Notice though that the signs of these terms are alternating. The signs are negative for terms with an odd term number. And they’re positive for terms with an even term number. If we therefore include negative one to the power of 𝑟 in the numerator of our general term, this will give negative one for terms with an odd term number and positive one for terms with an even term number, which is what we want.

As both the numerator and denominator in this fraction are being raised to the same power of 𝑟, we can write the whole fraction to the power of 𝑟. So we have that our general term 𝑢𝑟 is negative one-half to the power of 𝑟.

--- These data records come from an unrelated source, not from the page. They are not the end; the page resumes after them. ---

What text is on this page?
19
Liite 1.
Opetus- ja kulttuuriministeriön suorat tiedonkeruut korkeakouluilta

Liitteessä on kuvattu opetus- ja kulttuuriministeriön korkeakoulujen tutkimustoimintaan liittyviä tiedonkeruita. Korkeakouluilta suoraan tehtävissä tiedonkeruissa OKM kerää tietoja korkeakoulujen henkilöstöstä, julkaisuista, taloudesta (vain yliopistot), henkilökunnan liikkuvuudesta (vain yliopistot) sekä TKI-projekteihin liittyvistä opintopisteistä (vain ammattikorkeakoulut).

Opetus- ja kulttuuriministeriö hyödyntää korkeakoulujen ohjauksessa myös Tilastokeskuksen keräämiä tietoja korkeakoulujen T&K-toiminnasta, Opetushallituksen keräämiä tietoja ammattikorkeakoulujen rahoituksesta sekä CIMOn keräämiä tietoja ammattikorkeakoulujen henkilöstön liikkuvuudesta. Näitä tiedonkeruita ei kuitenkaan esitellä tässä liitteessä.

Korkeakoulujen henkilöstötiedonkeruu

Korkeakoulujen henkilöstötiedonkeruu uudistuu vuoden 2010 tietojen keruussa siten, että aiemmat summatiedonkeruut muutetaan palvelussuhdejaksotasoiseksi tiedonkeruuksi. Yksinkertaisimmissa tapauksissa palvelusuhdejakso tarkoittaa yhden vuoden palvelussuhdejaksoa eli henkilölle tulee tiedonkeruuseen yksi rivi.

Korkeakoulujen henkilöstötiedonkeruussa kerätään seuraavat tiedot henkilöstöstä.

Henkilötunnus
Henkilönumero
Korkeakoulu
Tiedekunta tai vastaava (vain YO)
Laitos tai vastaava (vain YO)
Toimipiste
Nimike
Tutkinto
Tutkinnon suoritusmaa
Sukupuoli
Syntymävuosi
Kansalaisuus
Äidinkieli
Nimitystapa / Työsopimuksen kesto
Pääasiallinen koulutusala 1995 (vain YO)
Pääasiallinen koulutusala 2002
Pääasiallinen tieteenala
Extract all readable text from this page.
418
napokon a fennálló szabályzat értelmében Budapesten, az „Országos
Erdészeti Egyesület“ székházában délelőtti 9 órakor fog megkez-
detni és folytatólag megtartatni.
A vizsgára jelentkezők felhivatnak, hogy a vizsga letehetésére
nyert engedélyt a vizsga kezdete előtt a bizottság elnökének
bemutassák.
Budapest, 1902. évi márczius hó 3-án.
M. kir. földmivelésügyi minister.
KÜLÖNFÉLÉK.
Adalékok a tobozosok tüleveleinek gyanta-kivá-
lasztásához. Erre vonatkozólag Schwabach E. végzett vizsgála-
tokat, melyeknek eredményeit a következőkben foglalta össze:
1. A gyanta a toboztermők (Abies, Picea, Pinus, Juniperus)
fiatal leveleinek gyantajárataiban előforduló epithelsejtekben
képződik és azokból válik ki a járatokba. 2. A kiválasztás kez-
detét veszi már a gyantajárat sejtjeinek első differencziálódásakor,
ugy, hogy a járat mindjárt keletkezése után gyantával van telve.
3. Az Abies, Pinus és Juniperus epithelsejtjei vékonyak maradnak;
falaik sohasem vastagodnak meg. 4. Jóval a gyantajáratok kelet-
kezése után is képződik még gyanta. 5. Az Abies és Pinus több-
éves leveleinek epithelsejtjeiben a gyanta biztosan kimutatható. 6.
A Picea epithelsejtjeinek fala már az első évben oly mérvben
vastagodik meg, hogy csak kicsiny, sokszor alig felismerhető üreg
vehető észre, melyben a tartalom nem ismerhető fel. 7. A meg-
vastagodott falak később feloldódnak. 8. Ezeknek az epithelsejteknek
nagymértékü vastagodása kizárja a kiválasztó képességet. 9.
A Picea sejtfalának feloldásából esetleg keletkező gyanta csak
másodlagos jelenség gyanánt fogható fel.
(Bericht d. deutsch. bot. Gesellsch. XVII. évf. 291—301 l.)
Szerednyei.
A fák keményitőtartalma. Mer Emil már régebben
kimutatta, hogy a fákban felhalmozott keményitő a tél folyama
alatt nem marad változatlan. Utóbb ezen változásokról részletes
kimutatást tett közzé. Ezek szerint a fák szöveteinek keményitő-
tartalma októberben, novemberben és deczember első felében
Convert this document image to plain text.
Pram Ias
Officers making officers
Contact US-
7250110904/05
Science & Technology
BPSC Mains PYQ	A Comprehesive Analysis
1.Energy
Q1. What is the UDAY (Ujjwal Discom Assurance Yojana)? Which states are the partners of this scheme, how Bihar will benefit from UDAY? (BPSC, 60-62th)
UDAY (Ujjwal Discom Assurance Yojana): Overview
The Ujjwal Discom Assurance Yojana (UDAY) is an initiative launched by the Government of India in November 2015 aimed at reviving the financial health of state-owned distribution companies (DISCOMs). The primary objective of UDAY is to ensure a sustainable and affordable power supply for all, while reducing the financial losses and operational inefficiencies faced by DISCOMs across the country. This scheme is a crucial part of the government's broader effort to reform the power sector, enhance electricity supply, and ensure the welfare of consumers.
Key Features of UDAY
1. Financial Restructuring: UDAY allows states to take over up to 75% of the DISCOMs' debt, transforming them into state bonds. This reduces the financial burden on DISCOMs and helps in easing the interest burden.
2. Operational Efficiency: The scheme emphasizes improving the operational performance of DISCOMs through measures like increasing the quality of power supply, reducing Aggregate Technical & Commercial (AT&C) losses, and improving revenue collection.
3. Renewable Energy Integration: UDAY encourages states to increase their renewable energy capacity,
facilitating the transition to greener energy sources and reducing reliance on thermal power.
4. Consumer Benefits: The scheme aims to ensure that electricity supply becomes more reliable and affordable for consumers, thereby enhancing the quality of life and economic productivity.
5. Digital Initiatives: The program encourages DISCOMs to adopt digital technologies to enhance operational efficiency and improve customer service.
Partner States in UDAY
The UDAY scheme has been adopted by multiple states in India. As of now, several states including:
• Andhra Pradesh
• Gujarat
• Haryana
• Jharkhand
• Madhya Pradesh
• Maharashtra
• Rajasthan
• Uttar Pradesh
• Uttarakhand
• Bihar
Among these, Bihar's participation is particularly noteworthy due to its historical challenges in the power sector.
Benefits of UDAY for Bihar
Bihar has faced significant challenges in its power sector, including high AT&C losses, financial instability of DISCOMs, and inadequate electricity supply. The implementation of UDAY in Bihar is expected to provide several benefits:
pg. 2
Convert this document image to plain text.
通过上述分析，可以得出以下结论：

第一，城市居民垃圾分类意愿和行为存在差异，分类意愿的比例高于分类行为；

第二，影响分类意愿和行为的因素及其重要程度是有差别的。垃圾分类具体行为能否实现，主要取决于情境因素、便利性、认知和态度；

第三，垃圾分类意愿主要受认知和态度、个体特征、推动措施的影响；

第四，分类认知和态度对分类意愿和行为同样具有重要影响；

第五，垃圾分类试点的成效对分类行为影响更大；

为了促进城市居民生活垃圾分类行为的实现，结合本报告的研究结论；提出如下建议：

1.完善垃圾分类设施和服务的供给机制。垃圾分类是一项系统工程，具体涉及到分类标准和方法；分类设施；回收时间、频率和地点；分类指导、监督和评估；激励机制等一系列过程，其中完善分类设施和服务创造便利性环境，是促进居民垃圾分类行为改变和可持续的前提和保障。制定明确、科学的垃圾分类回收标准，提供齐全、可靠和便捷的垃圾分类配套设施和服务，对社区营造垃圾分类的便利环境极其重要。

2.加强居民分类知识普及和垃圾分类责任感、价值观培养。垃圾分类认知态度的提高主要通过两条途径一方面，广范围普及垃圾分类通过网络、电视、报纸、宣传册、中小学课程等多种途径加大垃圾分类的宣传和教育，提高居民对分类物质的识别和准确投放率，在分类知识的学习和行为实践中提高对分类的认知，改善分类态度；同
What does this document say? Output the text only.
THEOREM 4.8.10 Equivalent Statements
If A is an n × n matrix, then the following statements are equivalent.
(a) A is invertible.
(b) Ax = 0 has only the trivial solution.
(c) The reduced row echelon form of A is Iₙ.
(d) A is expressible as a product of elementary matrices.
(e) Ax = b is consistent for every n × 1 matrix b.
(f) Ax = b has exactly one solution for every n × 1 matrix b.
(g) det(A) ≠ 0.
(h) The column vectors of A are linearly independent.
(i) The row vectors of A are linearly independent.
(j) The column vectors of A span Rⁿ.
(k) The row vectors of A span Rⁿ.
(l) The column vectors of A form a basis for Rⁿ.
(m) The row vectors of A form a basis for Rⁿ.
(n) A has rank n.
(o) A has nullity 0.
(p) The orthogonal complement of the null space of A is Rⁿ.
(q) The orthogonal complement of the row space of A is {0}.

Next, we need to determine the limits, the values of 𝑎 and 𝑏 for this sum. In our very first term, we were taking the value of 𝑟 to be one so that we got two to the power of one in the denominator of the fraction. Therefore, the value of 𝑎, the first value of 𝑟, must be one.

Notice that when the series was written in the question, there were these three dots after the fourth term, which indicates that the series continues. We’re not told where the series ends. So we assume that it continues indefinitely. We therefore have an infinite series. And so our upper limit for the sum is infinity.

Expressed in sigma notation then, we have that the series negative a half plus one-quarter minus one-eighth plus one sixteenth continuing is equal to the sum from 𝑟 equals one to infinity of negative one-half to the power of 𝑟.